How to write a vector in Mathematica so that one can perform the common operations such as Transpose and Normalize. For example, {1, 1} can be normalized but not transposed. And {{-1}, {1}} can be Transposed but not normalized.

  • $\begingroup$ In this case Normalize[{{-1}, {1}}, Norm] does the right thing. $\endgroup$ – Thies Heidecke Dec 3 '19 at 14:54
  • 2
    $\begingroup$ The quote from the documentation "The Wolfram Language represents vectors as lists, and never needs to distinguish between row and column cases. Vectors in the Wolfram Language can always mix numbers and arbitrary symbolic or algebraic elements.

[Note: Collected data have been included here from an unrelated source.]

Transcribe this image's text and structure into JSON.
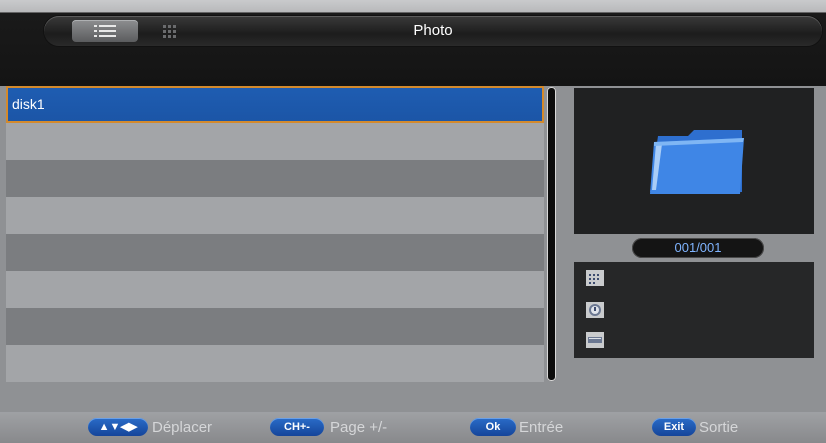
{
  "header": {
    "title": "Photo",
    "view_modes": [
      {
        "name": "list",
        "selected": true
      },
      {
        "name": "grid",
        "selected": false
      }
    ]
  },
  "file_list": {
    "items": [
      {
        "label": "disk1",
        "selected": true
      },
      {
        "label": "",
        "selected": false
      },
      {
        "label": "",
        "selected": false
      },
      {
        "label": "",
        "selected": false
      },
      {
        "label": "",
        "selected": false
      },
      {
        "label": "",
        "selected": false
      },
      {
        "label": "",
        "selected": false
      },
      {
        "label": "",
        "selected": false
      }
    ]
  },
  "preview": {
    "icon": "folder-icon",
    "counter": "001/001"
  },
  "info_panel": {
    "icons": [
      "resolution-icon",
      "date-icon",
      "size-icon"
    ]
  },
  "footer": {
    "hints": [
      {
        "key": "▲▼◀▶",
        "label": "Déplacer"
      },
      {
        "key": "CH+-",
        "label": "Page +/-"
      },
      {
        "key": "Ok",
        "label": "Entrée"
      },
      {
        "key": "Exit",
        "label": "Sortie"
      }
    ]
  },
  "colors": {
    "selection": "#1f5db2",
    "selection_border": "#d38a2d",
    "key_badge": "#2a6cc8",
    "counter_text": "#7fb4ff"
  }
}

The Wolfram Language uses state-of-the-art algorithms to bring platform-optimized performance to operations on extremely long, dense, and sparse vectors". $\endgroup$ – user64494 Dec 3 '19 at 15:00
  • $\begingroup$ @user64494, but it becomes pertinent to define Transpose or HermitianConjugate in some cases. How can one avoid this confusion? $\endgroup$ – Rob Dec 3 '19 at 17:13
  • $\begingroup$ Have you seen the Vector and Matrices tutorial ? In your post {1, 1} is a vector and {-1}, {1}} is a 2x1 matrix. {{1, 1}} would be a 1x2 matrix but not all "vector" functions will take it; e.g. Dot[{{1, 1}}, {{1, 1}}] vs Dot[{1, 1}, {1, 1}]. $\endgroup$ – Edmund Dec 4 '19 at 1:40
  • $\begingroup$ vs Dot[{{1, 1}}, Transpose@{{1, 1}}]. $\endgroup$ – Edmund Dec 4 '19 at 1:45

Mathematica makes it very easy to define new operations and redefine existing ones. For example, you could write

Normalize[u_?MatrixQ] := Normalize[u, Norm]

So that

Normalize[{{3}, {4}}]
(* {{3/5}, {4/5}} *)

If you want to make Mathematica behave more like MATLAB in its handling of n x 1 and 1 x n matrices, you shouldn't need to apply too many tweaks.

However, I think that you'd be better advised to understand the benefits of doing things the Mathematica way.